Les phrases s’enchainent et invoquent une réalité qui donne la même impression de parfait agencement que peuvent créer certaines merveilles architecturales. Les personnages existent intensément, leur environnement aussi. Qu’on les aime ou les détestent, qu’ils agacent ou qu’ils charment, qu’ils aient eu une seule vie ou des centaines, ils sont là, sous les yeux du lecteur, plus vrais que nature. Il en est de même pour le monde qu’ils habitent, qui est le nôtre dans la première moitié du livre avant d’en être son futur possible dans la seconde. De la War on Terror aux crises environnementales en passant par l’histoire de l’indépendance irlandaise ou le sort abject fait aux serfs dans la Russie du XIXème, Mitchell invite le lecteur à une promenade érudite dans l’histoire des hommes à travers les yeux pourtant clairement situés de ses personnages. Il l’emmène ensuite vers un avenir probable et vraiment peu engageant qui pourrait être la prémisse de celui décrit dans la partie centrale de Cloud Atlas. Que deviendra ce que nous tenons pour acquis - et notamment ces deux « droits » que sont maintenant la capacité de communiquer instantanément à distance et celle de se déplacer où bon nous semble - quand l’énergie sera devenue rare et peu accessible ? Quelle sont toutes les portes, jusque là ouvertes, que nous verrons se fermer sous nos yeux ?

En dépit d’une victoire sur le mal, on comprend alors que sauver des humains sacrifiés à l’égoïsme dévorant de certains, n’était pas sauver l’humanité. Chacun de nous est solidairement coupable, à son échelle.
Dans cette dernière partie, la Holly Sykes de Mitchell, à la fin de sa vie et à celle de sa civilisation, pleine d’un regret paisible, est terriblement émouvante. Son corps et son monde s’éteignent de concert, rappel tragique des Deux corps du roi de Kantorowicz.
Certes, le malheur véritable n’est pas encore tout à fait là en 2042 mais il approche. Et ce n’est pas la menace métaphysique qu’il fallait craindre. L’homme, depuis qu’il arpente la Terre, pourvoit sans aide à sa propre ruine.

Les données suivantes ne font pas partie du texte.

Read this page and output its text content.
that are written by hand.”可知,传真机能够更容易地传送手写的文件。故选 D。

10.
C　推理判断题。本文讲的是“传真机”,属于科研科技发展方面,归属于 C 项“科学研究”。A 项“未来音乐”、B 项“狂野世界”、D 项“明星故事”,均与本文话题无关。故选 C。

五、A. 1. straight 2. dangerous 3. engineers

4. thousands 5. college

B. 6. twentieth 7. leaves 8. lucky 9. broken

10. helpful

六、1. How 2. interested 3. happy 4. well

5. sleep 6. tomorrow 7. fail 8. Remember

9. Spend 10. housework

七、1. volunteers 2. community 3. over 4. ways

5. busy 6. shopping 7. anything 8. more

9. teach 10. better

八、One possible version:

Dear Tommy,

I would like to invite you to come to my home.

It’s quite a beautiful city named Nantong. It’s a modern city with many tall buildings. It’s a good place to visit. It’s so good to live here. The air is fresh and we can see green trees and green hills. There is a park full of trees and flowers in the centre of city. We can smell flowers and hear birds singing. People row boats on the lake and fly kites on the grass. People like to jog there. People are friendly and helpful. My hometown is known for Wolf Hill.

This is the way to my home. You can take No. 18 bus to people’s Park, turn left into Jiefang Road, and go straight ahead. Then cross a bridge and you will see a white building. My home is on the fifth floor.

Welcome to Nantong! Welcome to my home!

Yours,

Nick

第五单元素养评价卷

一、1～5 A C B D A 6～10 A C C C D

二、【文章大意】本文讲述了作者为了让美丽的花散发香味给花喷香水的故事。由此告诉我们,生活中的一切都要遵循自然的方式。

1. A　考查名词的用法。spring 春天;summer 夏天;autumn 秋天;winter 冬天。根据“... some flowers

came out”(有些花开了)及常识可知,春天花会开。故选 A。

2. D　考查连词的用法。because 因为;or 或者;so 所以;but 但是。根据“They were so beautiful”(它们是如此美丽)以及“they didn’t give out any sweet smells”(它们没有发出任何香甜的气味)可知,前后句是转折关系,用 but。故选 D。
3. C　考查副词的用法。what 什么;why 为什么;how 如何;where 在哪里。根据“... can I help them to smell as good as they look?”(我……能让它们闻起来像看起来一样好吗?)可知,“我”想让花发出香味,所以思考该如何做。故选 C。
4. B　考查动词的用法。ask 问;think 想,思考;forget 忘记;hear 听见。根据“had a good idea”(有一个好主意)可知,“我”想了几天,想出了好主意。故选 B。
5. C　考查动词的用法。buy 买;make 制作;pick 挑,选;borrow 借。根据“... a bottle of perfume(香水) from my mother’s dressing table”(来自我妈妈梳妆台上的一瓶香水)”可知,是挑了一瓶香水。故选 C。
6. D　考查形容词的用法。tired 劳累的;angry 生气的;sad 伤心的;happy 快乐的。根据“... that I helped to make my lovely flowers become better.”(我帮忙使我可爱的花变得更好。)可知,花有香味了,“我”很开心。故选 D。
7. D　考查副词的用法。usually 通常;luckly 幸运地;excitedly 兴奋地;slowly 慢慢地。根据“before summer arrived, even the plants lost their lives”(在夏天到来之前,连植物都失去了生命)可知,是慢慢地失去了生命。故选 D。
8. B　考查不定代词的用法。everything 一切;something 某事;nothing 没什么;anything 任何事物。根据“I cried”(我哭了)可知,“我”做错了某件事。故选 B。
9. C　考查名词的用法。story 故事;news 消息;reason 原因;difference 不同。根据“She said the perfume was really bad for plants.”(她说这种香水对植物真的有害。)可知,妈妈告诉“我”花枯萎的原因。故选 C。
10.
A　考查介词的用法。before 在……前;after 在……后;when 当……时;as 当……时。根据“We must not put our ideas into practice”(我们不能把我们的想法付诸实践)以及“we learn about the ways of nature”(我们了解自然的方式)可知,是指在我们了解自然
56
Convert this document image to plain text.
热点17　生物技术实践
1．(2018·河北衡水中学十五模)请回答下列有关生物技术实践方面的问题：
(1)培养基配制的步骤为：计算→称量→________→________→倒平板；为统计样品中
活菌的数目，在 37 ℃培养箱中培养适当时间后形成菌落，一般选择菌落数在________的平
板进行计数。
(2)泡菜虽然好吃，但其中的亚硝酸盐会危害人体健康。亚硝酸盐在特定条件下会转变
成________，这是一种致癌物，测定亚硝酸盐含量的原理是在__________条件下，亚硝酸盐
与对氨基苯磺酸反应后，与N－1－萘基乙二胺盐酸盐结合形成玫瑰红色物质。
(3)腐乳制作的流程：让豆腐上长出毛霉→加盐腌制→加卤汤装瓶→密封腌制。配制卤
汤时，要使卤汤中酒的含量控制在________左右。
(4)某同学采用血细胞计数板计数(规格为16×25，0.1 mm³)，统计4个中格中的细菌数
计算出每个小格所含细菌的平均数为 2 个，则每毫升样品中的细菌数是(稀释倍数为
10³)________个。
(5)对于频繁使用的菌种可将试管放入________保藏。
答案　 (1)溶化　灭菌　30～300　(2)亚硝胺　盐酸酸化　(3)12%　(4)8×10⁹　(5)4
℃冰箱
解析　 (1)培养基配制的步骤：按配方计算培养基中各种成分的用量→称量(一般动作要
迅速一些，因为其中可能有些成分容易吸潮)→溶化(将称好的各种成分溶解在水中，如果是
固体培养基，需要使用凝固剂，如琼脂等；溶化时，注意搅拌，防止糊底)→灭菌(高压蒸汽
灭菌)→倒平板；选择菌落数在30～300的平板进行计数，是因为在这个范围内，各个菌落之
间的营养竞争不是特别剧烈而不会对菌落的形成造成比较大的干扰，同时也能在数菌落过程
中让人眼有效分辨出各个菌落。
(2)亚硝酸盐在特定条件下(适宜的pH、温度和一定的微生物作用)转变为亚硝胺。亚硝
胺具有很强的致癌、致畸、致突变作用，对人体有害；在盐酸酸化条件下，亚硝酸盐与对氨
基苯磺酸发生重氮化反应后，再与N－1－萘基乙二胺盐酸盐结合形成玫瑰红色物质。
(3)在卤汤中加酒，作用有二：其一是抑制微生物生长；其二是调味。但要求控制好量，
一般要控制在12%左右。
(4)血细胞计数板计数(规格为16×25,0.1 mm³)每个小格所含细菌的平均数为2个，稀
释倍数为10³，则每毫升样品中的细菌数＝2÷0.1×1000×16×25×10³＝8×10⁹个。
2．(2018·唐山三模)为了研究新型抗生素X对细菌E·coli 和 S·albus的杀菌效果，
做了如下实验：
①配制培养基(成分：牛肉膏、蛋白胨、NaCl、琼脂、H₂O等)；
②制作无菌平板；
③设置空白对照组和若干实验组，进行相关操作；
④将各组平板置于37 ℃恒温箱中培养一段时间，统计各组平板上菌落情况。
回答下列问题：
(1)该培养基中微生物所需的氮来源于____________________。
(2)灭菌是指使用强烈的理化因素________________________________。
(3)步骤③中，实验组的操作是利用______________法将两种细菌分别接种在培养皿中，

"The Bone Clocks", comme toute vraie littérature parle du Monde, du Tout qui nous environne et dont nous sommes partie. Il parle de nous comme êtres singuliers et de nous comme génériques aussi. Il le fait avec une précision descriptive qui donne l’impression que Mitchell a infusé le monde pour nous en livrer l’essence. Merci à lui. Et prions pour une traduction rapide.

The Bone Clocks, David Mitchell

5 commentaires:

Vert a dit…

Traduction ! Traduction ! Traduction !
Tu as lu ses autres romans (à part Cloud Atlas ?) ?

Gromovar a dit…

Non, à part "Ecrits fantômes" lu il y a un moment et en français. Mais un rattrapage est sur ma liste de bonnes résolutions pour 2015 ;)

Vert a dit…

Je vais guetter tes avis alors ^^

Lorhkan a dit…

Du coup, vu ce qui se dit sur les autres romans de l'auteur (notamment "Cartographie des nuages", "Écrits fantômes" et "le fond des forêts" pour ce qui est sorti en France), j'ai bien envie de m'intéresser de plus près à l'oeuvre de Mitchell...

Gromovar a dit…

N'hésite pas. C'est un grand écrivain.